Bonus: Estimating Cost Without Metrics
If your engine doesn’t expose KV metrics, you can still build a basic heuristic:
def estimated_token_cost(input_len, output_len, layers=32):
return (input_len + output_len) * layers
While not as accurate as tracking real memory usage, this gives a rough proxy for balancing token-heavy vs. token-light requests.

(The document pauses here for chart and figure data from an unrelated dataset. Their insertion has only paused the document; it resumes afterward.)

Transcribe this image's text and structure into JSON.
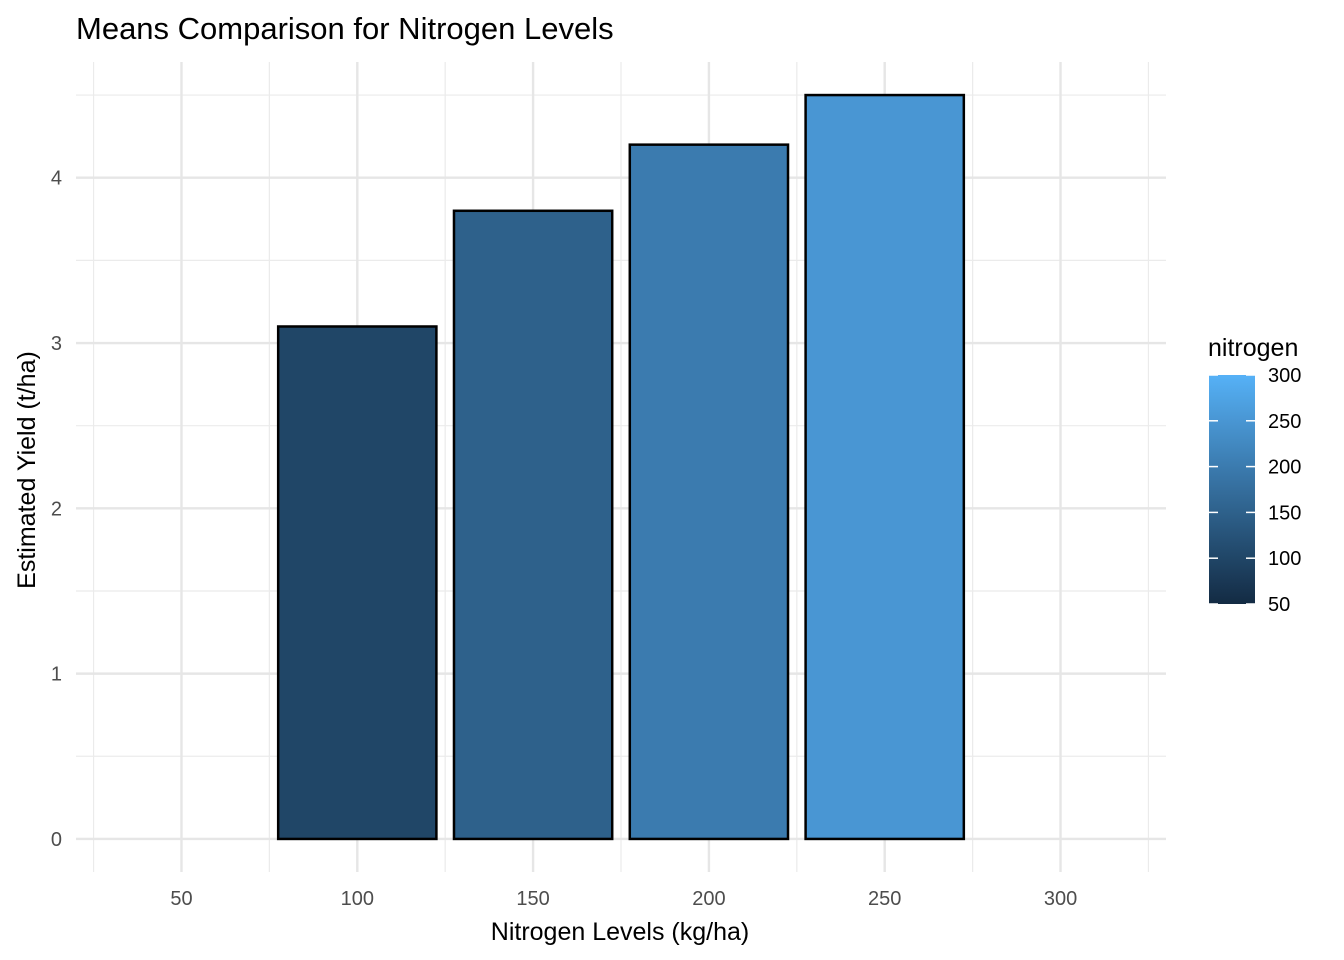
{
  "chart_data": {
    "type": "bar",
    "title": "Means Comparison for Nitrogen Levels",
    "xlabel": "Nitrogen Levels (kg/ha)",
    "ylabel": "Estimated Yield (t/ha)",
    "x": [
      100,
      150,
      200,
      250
    ],
    "values": [
      3.1,
      3.8,
      4.2,
      4.5
    ],
    "bar_width": 45,
    "xlim": [
      20,
      330
    ],
    "ylim": [
      -0.2,
      4.7
    ],
    "x_ticks": [
      50,
      100,
      150,
      200,
      250,
      300
    ],
    "y_ticks": [
      0,
      1,
      2,
      3,
      4
    ],
    "grid": true,
    "bar_outline_color": "#000000",
    "fill_scale": {
      "variable": "nitrogen",
      "domain": [
        50,
        300
      ],
      "low_color": "#132B43",
      "high_color": "#56B1F7"
    },
    "legend": {
      "title": "nitrogen",
      "placement": "right",
      "ticks": [
        50,
        100,
        150,
        200,
        250,
        300
      ]
    }
  }
}
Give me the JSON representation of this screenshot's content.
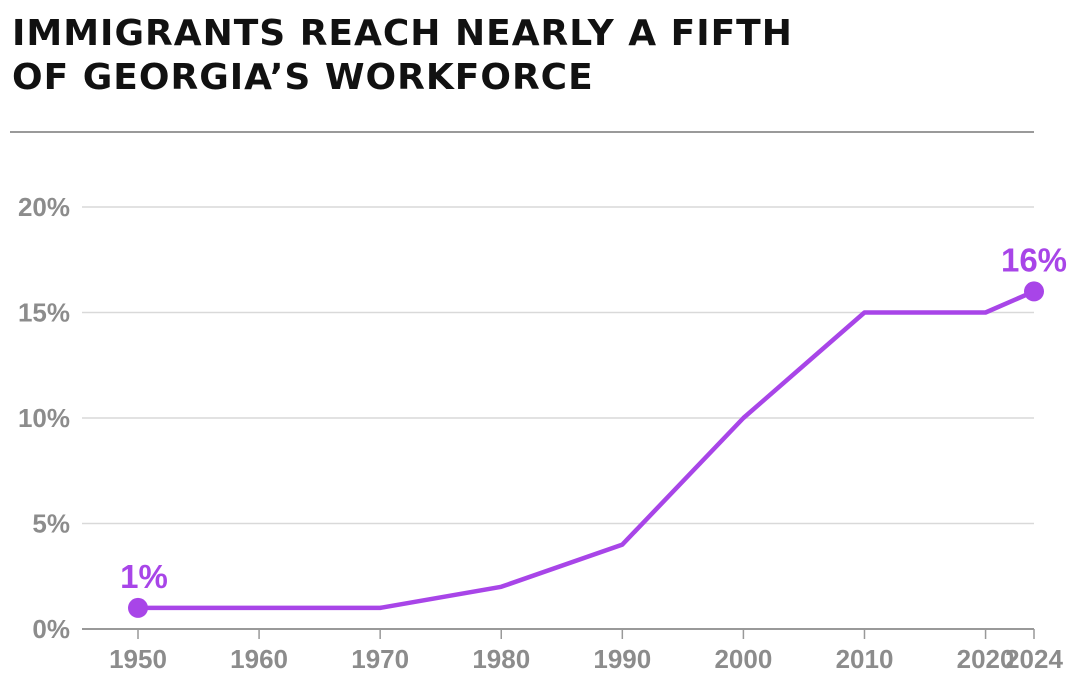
{
  "title_lines": [
    "IMMIGRANTS REACH NEARLY A FIFTH",
    "OF GEORGIA’S WORKFORCE"
  ],
  "chart_data": {
    "type": "line",
    "title": "IMMIGRANTS REACH NEARLY A FIFTH OF GEORGIA’S WORKFORCE",
    "xlabel": "",
    "ylabel": "",
    "x": [
      1950,
      1960,
      1970,
      1980,
      1990,
      2000,
      2010,
      2020,
      2024
    ],
    "series": [
      {
        "values": [
          1,
          1,
          1,
          2,
          4,
          10,
          15,
          15,
          16
        ]
      }
    ],
    "ylim": [
      0,
      20
    ],
    "y_ticks": [
      0,
      5,
      10,
      15,
      20
    ],
    "y_tick_labels": [
      "0%",
      "5%",
      "10%",
      "15%",
      "20%"
    ],
    "x_tick_labels": [
      "1950",
      "1960",
      "1970",
      "1980",
      "1990",
      "2000",
      "2010",
      "2020",
      "2024"
    ],
    "annotations": [
      {
        "x": 1950,
        "y": 1,
        "text": "1%"
      },
      {
        "x": 2024,
        "y": 16,
        "text": "16%"
      }
    ],
    "grid": true,
    "legend": "none",
    "line_color": "#a845e8",
    "grid_color": "#d9d9d9",
    "tick_label_color": "#8c8c8c"
  }
}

Beyond Load Balancing: Autoscaling and Admission Control
Once you have reliable metrics for actual model load, you can drive other systems off them:
- Autoscaling based on KV cache pressure
- Request queuing or admission control to preserve latency SLAs
- Rate limiting when capacity is tight
This transforms your inference deployment from static infrastructure to a responsive, data-driven system.
Conclusion
Serving LLMs at scale requires more than just spinning up more replicas. To maintain performance and cost-efficiency, your load balancing logic needs to be:
- Token-aware, not just connection-aware
- Memory-aware, not just utilization-aware
- Prefix-aware, when sharing context is possible
KV cache utilization gives you a high-fidelity signal for real system load - and using it unlocks smarter orchestration, better concurrency, and lower latency across the board.